Ivan Pavlovich Kamera (Ива́н Па́влович Каме́ра; – 21 January 1952) was a Soviet military officer who held several commands as an artillery general during World War II, most notably during the Soviet counterattack at Yartsevo (near Smolensk) and as artillery chief for the Soviet Union's Western Front (Army Group).

Promoted to colonel-general of the artillery in July 1943, Kamera was subsequently relieved of command following an April 1944 State Defense Committee report harshly critical of both the artillery performance of the Front and of the leadership of its most senior officers.

==Biography==
An ethnic Belarusian, Kamera was born in 1897. His career as a professional soldier in the Soviet armed forces began during the Russian Civil War (1917–1923).

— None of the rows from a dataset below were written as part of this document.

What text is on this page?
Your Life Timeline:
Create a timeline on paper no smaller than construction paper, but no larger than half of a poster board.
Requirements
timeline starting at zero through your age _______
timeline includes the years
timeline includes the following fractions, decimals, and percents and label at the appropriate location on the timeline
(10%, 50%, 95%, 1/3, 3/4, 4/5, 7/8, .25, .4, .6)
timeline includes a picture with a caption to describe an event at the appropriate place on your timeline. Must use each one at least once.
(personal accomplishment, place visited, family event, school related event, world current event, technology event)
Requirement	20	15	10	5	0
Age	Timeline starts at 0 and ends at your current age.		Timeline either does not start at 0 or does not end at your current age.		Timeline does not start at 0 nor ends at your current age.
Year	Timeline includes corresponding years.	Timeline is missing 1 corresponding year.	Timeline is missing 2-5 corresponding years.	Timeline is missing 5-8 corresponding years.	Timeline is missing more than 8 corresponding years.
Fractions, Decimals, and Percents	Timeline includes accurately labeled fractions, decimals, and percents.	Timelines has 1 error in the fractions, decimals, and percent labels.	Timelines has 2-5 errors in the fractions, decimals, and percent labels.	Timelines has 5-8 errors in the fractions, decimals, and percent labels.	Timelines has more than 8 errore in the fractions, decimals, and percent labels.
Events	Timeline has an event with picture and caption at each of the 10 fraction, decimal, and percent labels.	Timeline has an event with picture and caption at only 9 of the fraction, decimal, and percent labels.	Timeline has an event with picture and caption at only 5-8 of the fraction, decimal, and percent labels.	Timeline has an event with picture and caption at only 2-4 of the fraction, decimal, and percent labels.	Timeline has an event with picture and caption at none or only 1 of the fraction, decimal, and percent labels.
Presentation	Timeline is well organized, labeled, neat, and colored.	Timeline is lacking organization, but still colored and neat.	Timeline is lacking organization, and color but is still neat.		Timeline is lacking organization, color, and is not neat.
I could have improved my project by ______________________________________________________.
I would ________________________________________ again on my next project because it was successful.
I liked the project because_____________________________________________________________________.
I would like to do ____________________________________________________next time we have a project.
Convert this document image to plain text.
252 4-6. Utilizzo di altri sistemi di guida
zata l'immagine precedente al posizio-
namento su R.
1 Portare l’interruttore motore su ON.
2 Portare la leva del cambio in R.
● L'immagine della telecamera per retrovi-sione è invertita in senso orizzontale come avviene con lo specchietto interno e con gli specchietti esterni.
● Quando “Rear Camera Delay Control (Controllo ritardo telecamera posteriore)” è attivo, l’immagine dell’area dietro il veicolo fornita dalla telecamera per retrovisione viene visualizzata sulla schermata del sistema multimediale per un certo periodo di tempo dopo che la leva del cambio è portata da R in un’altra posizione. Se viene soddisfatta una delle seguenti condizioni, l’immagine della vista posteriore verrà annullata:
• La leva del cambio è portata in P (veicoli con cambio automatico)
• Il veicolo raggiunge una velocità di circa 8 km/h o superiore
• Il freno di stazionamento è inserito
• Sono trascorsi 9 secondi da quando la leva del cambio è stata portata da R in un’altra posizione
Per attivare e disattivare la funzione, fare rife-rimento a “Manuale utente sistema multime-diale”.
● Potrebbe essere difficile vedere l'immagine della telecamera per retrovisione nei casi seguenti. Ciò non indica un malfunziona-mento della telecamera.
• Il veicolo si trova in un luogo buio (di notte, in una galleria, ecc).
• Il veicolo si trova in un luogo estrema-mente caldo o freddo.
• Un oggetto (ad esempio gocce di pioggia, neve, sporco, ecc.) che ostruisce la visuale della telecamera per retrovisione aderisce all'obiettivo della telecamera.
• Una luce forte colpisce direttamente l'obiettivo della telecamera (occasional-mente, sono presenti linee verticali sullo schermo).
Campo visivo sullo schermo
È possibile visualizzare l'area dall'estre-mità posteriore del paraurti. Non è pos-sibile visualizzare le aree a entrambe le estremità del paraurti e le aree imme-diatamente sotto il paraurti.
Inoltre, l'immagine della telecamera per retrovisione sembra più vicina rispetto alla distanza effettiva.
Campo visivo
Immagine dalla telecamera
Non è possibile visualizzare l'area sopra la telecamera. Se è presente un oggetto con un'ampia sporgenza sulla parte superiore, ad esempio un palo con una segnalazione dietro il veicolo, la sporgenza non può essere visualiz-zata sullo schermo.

Already a member of the Bolsheviks’ Red Guard during the revolutionary events of 1917, Kamera joined the Bolshevik Party and the newly organized Red Army of the Russian Socialist Federative Soviet Republic in 1918.

A professional military man during the interwar decades in the Soviet Union, Kamera served in the artillery of the Red Army in the Soviet Union's Far East during 1929. He finished a set of army commanders' tactical courses in 1936 and held a series of artillery commands in the Soviet Army's divisions and corps in the 1930s.

He was assigned the army rank of major-general of the artillery following the introduction of the general officer ranks into the Soviet military ranks in 1940.

===In World War II===
Initially the commanding artillery officer of the Red Army's 10th Rifle Corps during peacetime in 1941, Kamera was assigned to a series of commands in the Red Army's artillery following the June 1941 surprise invasion of the Soviet Union by Nazi Germany.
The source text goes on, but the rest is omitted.